既然江東有意贖回人,那答應條件自無不可,只是,自己能否撈到什麽好處?
“不知是什麽條件?”
“這……倒是未曾明言,想來無非是些金銀財寶之類。”劉琦有些尷尬,人是林牧手下抓到的,現在便宜全讓襄陽那邊佔了,自己這頭什麽好處也沒有,確實有些不地道。
林牧的臉上露出一絲譏諷的神色:“既如此,那這敵將已經被我梟首了。”
“子放……”
“告辭!”
知道這劉琦的性格很是懦弱,既不敢跟他父親那邊說聲不,那自己也不必太給面子,來當個軍司馬也是對方懇請的,真惹急了,大不了不乾就是,甚至再大膽點,直接拿下長沙城都行。以劉琦的個性,
還真拿他沒轍。 等出了太守府,林牧想了想,決定先去黃忠家瞧瞧,華佗前些天應該已經到了,不知醫治得如何。
誰知,剛出來不遠,就被一人攔住了。
“喂,姓林的,你莫不是謊報了軍情吧?千人竟能殺得三千駐軍丟盔棄甲?”
好吧,聽這桀驁不馴的聲音林牧就知道,是那個有些二的魏延。
“那個誰,好狗不擋道。”
“哦……”魏延有些愣愣的,不知道怎麽對方突然來了這麽一句,等反應過來時,大怒道,“竟敢奚落我!喂,你給我站住!老子有名字的,叫魏延,字文長。”
林牧無奈地停下腳步道:“魏將軍有何指教?”
怎麽又不按常理出牌啊?魏延很是捉急,對方不反擊,那這天就聊不下去了啊!
“額,總之謊報軍情是不對的……”
“哦。”林牧轉身就走。
“等等我!”
魏延趕緊追上,一邊並排走著一邊有些傲氣道:“某知道你的心思,初來長沙,想要快點建立功業,好讓我等對你刮目相看,是也不是?不過,這謊報軍情的事,的確太惡劣了。某跟你說,某在太守那兒還有幾分薄面,你若是知錯,某可以幫你說說情……”

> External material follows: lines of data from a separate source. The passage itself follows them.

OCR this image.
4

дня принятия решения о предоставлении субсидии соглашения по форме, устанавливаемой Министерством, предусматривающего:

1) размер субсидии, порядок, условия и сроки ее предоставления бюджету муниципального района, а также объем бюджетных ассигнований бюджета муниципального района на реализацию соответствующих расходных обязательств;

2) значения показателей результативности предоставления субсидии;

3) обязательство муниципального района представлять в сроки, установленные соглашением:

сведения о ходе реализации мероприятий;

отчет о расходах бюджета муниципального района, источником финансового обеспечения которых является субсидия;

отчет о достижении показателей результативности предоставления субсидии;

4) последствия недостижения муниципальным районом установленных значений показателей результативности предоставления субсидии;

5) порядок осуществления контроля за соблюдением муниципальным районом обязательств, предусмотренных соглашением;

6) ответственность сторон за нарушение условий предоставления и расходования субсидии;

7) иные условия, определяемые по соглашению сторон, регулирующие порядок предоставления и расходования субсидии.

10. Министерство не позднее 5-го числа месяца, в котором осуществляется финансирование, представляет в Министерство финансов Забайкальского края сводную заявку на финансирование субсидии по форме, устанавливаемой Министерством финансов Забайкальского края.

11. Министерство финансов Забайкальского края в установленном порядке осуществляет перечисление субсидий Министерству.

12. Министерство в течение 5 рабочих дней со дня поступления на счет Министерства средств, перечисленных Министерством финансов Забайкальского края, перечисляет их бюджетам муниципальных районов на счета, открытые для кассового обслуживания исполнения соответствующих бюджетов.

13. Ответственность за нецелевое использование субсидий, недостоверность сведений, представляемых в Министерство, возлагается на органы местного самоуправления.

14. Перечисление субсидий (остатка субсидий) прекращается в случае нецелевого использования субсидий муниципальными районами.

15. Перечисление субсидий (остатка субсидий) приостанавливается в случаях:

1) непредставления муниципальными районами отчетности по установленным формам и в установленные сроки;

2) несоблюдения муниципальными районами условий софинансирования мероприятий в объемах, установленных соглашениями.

“有勞魏將軍了。”林牧根本連反駁的心思都欠奉,很是隨意地拱了拱手。
“嘿嘿,不客氣。”魏延也不尷尬, 自顧自道,“現在又要去哪兒?這是往北的方向,莫不是要拜訪黃忠將軍?”
“是。”
“黃將軍的武藝我是佩服的,不過,待某再鍛煉個三五年,也不會弱於他了。”看得出來,魏延這廝是真的驕傲,看誰都有點不服。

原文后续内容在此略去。